I'm studying nuclear physics in a text, but at one point that is said: "Both the Coulomb potential that binds the atom and the resulting electronic charge distribution extends to infinity" , I don't understand what is that "resulting electronic charge distribution extends to infinity" what they mean? ( maybe I misunderstand the phrase but i don't know)
thanks

 

[PeroK]

I'm studying nuclear physics in a text, but at one point that is said: "Both the Coulomb potential that binds the atom and the resulting electronic charge distribution extends to infinity" , I don't understand what is that "resulting electronic charge distribution extends to infinity" what they mean? ( maybe I misunderstand the phrase but i don't know)
thanks

I assume by "charge distribution" it means the wave-function for the electron. And, theoretically the spatial wave-function for the electron is non-zero everywhere. I.e. no matter how far the distance from the nucleus, there is still a non-zero probability of detecting the electron there.

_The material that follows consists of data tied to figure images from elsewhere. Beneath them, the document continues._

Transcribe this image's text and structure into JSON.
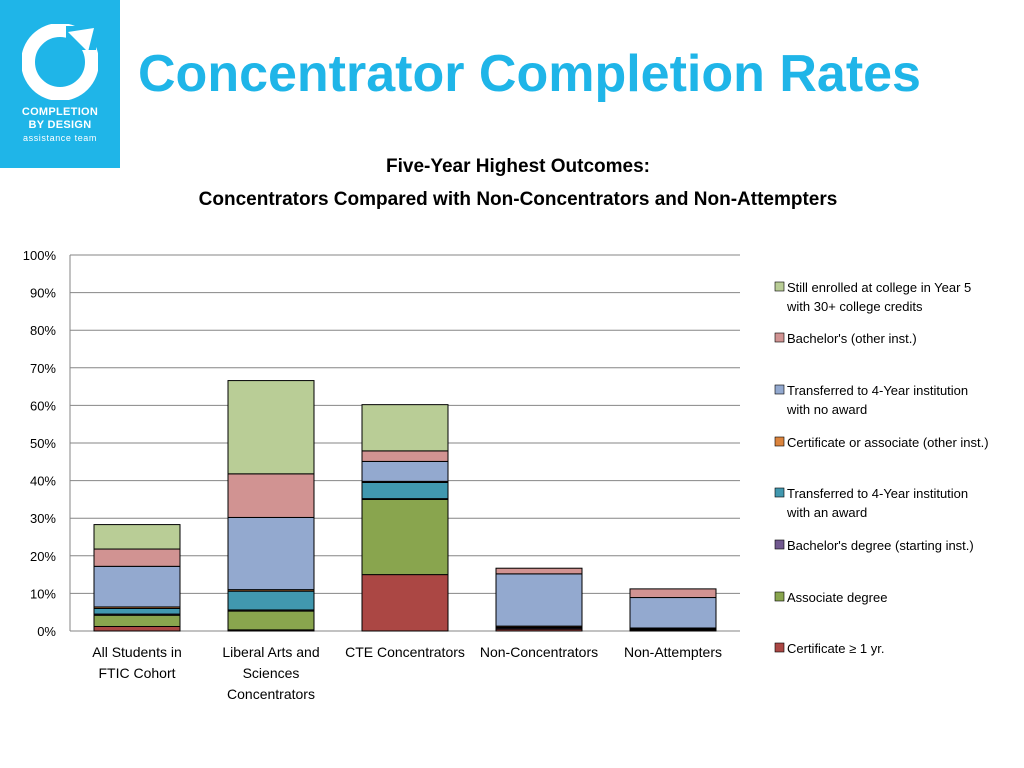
{
  "page": {
    "title": "Concentrator Completion Rates",
    "logo": {
      "line1": "COMPLETION",
      "line2": "BY DESIGN",
      "line3": "assistance team",
      "icon": "completion-by-design-logo-icon"
    }
  },
  "colors": {
    "brand": "#1fb5e8",
    "title": "#1fb5e8"
  },
  "chart_data": {
    "type": "bar",
    "stacked": true,
    "title_line1": "Five-Year Highest Outcomes:",
    "title_line2": "Concentrators Compared with Non-Concentrators and Non-Attempters",
    "categories": [
      [
        "All Students in",
        "FTIC Cohort"
      ],
      [
        "Liberal Arts and",
        "Sciences",
        "Concentrators"
      ],
      [
        "CTE Concentrators"
      ],
      [
        "Non-Concentrators"
      ],
      [
        "Non-Attempters"
      ]
    ],
    "ylim": [
      0,
      100
    ],
    "yticks": [
      "0%",
      "10%",
      "20%",
      "30%",
      "40%",
      "50%",
      "60%",
      "70%",
      "80%",
      "90%",
      "100%"
    ],
    "grid": true,
    "legend_position": "right",
    "series": [
      {
        "name": "Certificate ≥ 1 yr.",
        "color": "#ab4744",
        "values": [
          1.2,
          0.3,
          15,
          0.5,
          0.3
        ]
      },
      {
        "name": "Associate degree",
        "color": "#89a54e",
        "values": [
          3,
          5,
          20,
          0,
          0
        ]
      },
      {
        "name": "Bachelor's degree (starting inst.)",
        "color": "#71588f",
        "values": [
          0.3,
          0.3,
          0.2,
          0.3,
          0.2
        ]
      },
      {
        "name": "Transferred to 4-Year institution with an award",
        "color": "#4198af",
        "values": [
          1.5,
          5,
          4.3,
          0.2,
          0.1
        ]
      },
      {
        "name": "Certificate or associate (other inst.)",
        "color": "#db843d",
        "values": [
          0.4,
          0.4,
          0.3,
          0.3,
          0.2
        ]
      },
      {
        "name": "Transferred to 4-Year institution with no award",
        "color": "#93a9cf",
        "values": [
          10.8,
          19.2,
          5.3,
          13.9,
          8.1
        ]
      },
      {
        "name": "Bachelor's (other inst.)",
        "color": "#d19392",
        "values": [
          4.6,
          11.6,
          2.8,
          1.5,
          2.3
        ]
      },
      {
        "name": "Still enrolled at college in Year 5 with 30+ college credits",
        "color": "#b9cd96",
        "values": [
          6.5,
          24.8,
          12.3,
          0,
          0
        ]
      }
    ],
    "legend": [
      [
        "Still enrolled at college in Year 5",
        "with 30+ college credits"
      ],
      [
        "Bachelor's (other inst.)"
      ],
      [
        "Transferred to 4-Year institution",
        "with no award"
      ],
      [
        "Certificate or associate (other inst.)"
      ],
      [
        "Transferred to 4-Year institution",
        "with an award"
      ],
      [
        "Bachelor's degree (starting inst.)"
      ],
      [
        "Associate degree"
      ],
      [
        "Certificate ≥ 1 yr."
      ]
    ]
  }
}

In practical terms, of course, the electron probability distribution drops off to nearly zero very quickly - of the order of magnitude of a few times the Bohr radius.

 

[aaronll]

I assume by "charge distribution" it means the wave-function for the electron. And, theoretically the spatial wave-function for the electron is non-zero everywhere. I.e. no matter how far the distance from the nucleus, there is still a non-zero probability of detecting the electron there.

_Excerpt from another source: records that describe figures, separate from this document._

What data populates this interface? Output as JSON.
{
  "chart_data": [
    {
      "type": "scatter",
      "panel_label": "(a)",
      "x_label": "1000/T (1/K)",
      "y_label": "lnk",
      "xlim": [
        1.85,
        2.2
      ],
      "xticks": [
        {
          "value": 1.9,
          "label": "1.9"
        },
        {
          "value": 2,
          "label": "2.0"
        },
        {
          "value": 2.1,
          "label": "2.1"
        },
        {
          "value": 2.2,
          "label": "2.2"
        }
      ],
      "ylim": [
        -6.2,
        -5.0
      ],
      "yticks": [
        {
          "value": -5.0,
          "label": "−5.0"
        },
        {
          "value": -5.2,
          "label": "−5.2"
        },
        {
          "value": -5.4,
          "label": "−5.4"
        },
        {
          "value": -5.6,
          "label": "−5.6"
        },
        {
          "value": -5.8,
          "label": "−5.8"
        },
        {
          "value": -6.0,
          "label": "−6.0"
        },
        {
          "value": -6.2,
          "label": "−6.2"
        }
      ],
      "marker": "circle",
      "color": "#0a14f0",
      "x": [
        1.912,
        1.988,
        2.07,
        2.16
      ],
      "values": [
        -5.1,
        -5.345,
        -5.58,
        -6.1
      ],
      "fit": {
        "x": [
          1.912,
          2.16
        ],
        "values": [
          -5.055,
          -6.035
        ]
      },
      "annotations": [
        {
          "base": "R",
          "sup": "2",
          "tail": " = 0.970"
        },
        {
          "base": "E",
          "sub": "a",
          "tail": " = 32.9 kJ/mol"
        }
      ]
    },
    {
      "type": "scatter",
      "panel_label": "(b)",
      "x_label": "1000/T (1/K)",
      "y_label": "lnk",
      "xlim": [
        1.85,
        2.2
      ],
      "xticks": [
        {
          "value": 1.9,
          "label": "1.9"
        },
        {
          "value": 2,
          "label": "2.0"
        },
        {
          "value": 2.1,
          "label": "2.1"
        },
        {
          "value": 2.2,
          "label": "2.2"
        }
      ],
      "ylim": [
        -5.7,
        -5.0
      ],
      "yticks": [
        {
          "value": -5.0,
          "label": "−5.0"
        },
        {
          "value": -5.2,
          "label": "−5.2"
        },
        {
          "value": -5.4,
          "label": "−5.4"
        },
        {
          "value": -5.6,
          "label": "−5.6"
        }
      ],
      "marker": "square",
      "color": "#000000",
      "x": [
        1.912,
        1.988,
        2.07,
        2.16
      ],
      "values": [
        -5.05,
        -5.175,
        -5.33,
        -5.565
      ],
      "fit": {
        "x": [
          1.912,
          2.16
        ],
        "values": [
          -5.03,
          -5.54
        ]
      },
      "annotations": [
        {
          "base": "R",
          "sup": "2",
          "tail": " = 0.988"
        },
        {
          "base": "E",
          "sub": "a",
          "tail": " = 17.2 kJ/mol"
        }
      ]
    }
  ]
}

In practical terms, of course, the electron probability distribution drops off to nearly zero very quickly - of the order of magnitude of a few times the Bohr radius.

Thank you

 

[vanhees71]

Which text is this? I guess, I'll like to avoid its use ;-)).

 

[aaronll]

Which text is this? I guess, I'll like to avoid its use ;-)).

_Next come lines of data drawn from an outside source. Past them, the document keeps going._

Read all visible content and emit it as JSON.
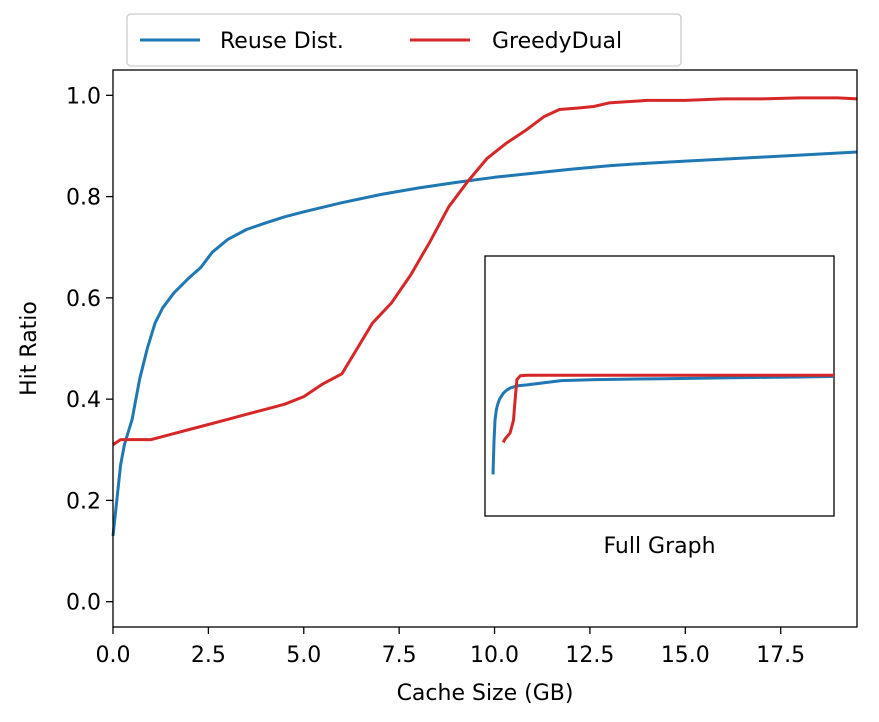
{
  "chart_data": {
    "type": "line",
    "xlabel": "Cache Size (GB)",
    "ylabel": "Hit Ratio",
    "xlim": [
      0,
      19.5
    ],
    "ylim": [
      -0.05,
      1.05
    ],
    "xticks": [
      0.0,
      2.5,
      5.0,
      7.5,
      10.0,
      12.5,
      15.0,
      17.5
    ],
    "xtick_labels": [
      "0.0",
      "2.5",
      "5.0",
      "7.5",
      "10.0",
      "12.5",
      "15.0",
      "17.5"
    ],
    "yticks": [
      0.0,
      0.2,
      0.4,
      0.6,
      0.8,
      1.0
    ],
    "ytick_labels": [
      "0.0",
      "0.2",
      "0.4",
      "0.6",
      "0.8",
      "1.0"
    ],
    "legend_position": "top-left",
    "series": [
      {
        "name": "Reuse Dist.",
        "color": "#1f77b4",
        "x": [
          0.0,
          0.1,
          0.2,
          0.3,
          0.5,
          0.7,
          0.9,
          1.1,
          1.3,
          1.6,
          2.0,
          2.3,
          2.6,
          3.0,
          3.5,
          4.0,
          4.5,
          5.0,
          6.0,
          7.0,
          8.0,
          9.0,
          10.0,
          11.0,
          12.0,
          13.0,
          14.0,
          15.0,
          16.0,
          17.0,
          18.0,
          19.5
        ],
        "y": [
          0.13,
          0.2,
          0.27,
          0.31,
          0.36,
          0.44,
          0.5,
          0.55,
          0.58,
          0.61,
          0.64,
          0.66,
          0.69,
          0.715,
          0.735,
          0.748,
          0.76,
          0.77,
          0.788,
          0.804,
          0.817,
          0.828,
          0.838,
          0.846,
          0.854,
          0.861,
          0.866,
          0.87,
          0.874,
          0.878,
          0.882,
          0.888
        ]
      },
      {
        "name": "GreedyDual",
        "color": "#d62728",
        "x": [
          0.0,
          0.2,
          0.5,
          1.0,
          1.5,
          2.0,
          2.5,
          3.0,
          3.5,
          4.0,
          4.5,
          5.0,
          5.5,
          6.0,
          6.4,
          6.8,
          7.3,
          7.8,
          8.3,
          8.8,
          9.3,
          9.8,
          10.3,
          10.8,
          11.3,
          11.7,
          12.2,
          12.6,
          13.0,
          14.0,
          15.0,
          16.0,
          17.0,
          18.0,
          19.0,
          19.5
        ],
        "y": [
          0.31,
          0.32,
          0.32,
          0.32,
          0.33,
          0.34,
          0.35,
          0.36,
          0.37,
          0.38,
          0.39,
          0.405,
          0.43,
          0.45,
          0.5,
          0.55,
          0.59,
          0.645,
          0.71,
          0.78,
          0.83,
          0.875,
          0.905,
          0.93,
          0.958,
          0.972,
          0.975,
          0.978,
          0.985,
          0.99,
          0.99,
          0.993,
          0.993,
          0.995,
          0.995,
          0.993
        ]
      }
    ],
    "inset": {
      "label": "Full Graph",
      "series": [
        {
          "name": "Reuse Dist.",
          "color": "#1f77b4",
          "x": [
            0.0,
            0.003,
            0.006,
            0.01,
            0.015,
            0.02,
            0.03,
            0.04,
            0.05,
            0.07,
            0.1,
            0.15,
            0.2,
            0.3,
            0.4,
            0.5,
            0.6,
            0.7,
            0.8,
            0.9,
            1.0
          ],
          "y": [
            0.195,
            0.35,
            0.45,
            0.5,
            0.53,
            0.55,
            0.575,
            0.59,
            0.6,
            0.61,
            0.615,
            0.625,
            0.635,
            0.64,
            0.642,
            0.644,
            0.646,
            0.648,
            0.65,
            0.652,
            0.655
          ]
        },
        {
          "name": "GreedyDual",
          "color": "#d62728",
          "x": [
            0.03,
            0.035,
            0.05,
            0.06,
            0.065,
            0.07,
            0.08,
            0.1,
            0.2,
            0.4,
            0.6,
            0.8,
            1.0
          ],
          "y": [
            0.345,
            0.36,
            0.39,
            0.45,
            0.55,
            0.64,
            0.658,
            0.66,
            0.66,
            0.66,
            0.66,
            0.66,
            0.66
          ]
        }
      ]
    }
  }
}
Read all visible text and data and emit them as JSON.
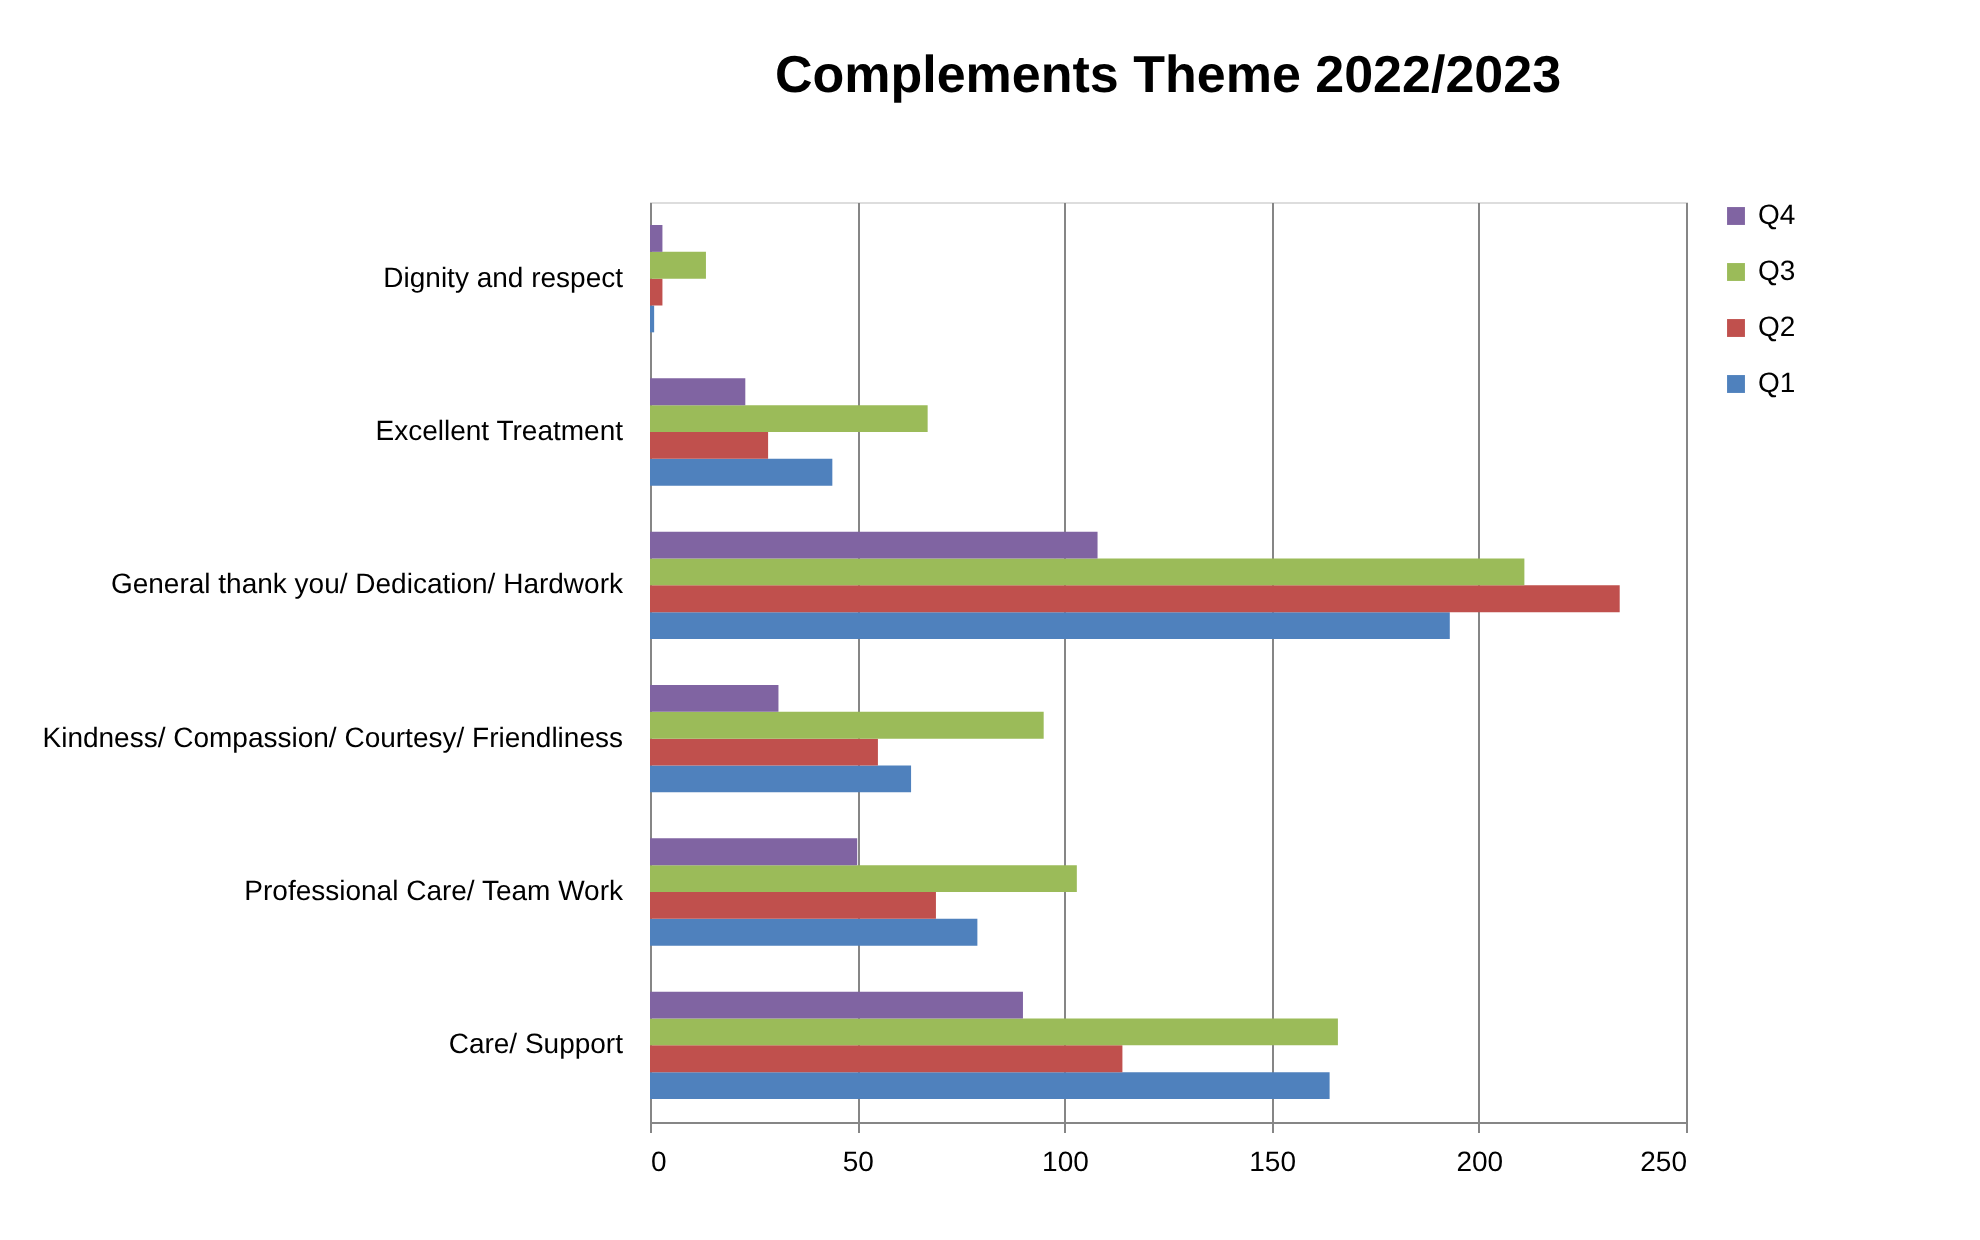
{
  "chart_data": {
    "type": "bar",
    "orientation": "horizontal",
    "title": "Complements Theme 2022/2023",
    "categories": [
      "Dignity and respect",
      "Excellent Treatment",
      "General thank you/ Dedication/ Hardwork",
      "Kindness/ Compassion/ Courtesy/ Friendliness",
      "Professional Care/ Team Work",
      "Care/ Support"
    ],
    "series": [
      {
        "name": "Q1",
        "color": "#4f81bd",
        "values": [
          1,
          44,
          193,
          63,
          79,
          164
        ]
      },
      {
        "name": "Q2",
        "color": "#c0504d",
        "values": [
          3,
          28.5,
          234,
          55,
          69,
          114
        ]
      },
      {
        "name": "Q3",
        "color": "#9bbb59",
        "values": [
          13.5,
          67,
          211,
          95,
          103,
          166
        ]
      },
      {
        "name": "Q4",
        "color": "#8064a2",
        "values": [
          3,
          23,
          108,
          31,
          50,
          90
        ]
      }
    ],
    "xlim": [
      0,
      250
    ],
    "xticks": [
      0,
      50,
      100,
      150,
      200,
      250
    ],
    "grid": "x",
    "legend": "right"
  }
}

Is the "Introduction to Nuclear Physics" written by Kennet S. Krane, I believe is a good book

 

[vanhees71]

Yes, I like it too, but are there really such statements as that the long-ranged nature of the Coulomb potential of the nucleus in an atom were "resulting electronic charge distribution extends to infinity"? That doesn't make sense or at least hints at an pretty unusual interpretation of the (energy-eigen) wave functions of the electron(s) in atoms. It sounds something like Schrödinger's very first interpretation of his $\psi(t,\vec{x})$ before Born's probabilistic interpretation. Even then it's strange since as the hydrogen wave functions show, the bound states all fall exponentially for $r \rightarrow \infty$, and from that the typical atomic length scales are determined by the Born radius of about $0.5 \mathring{\text{A}}$.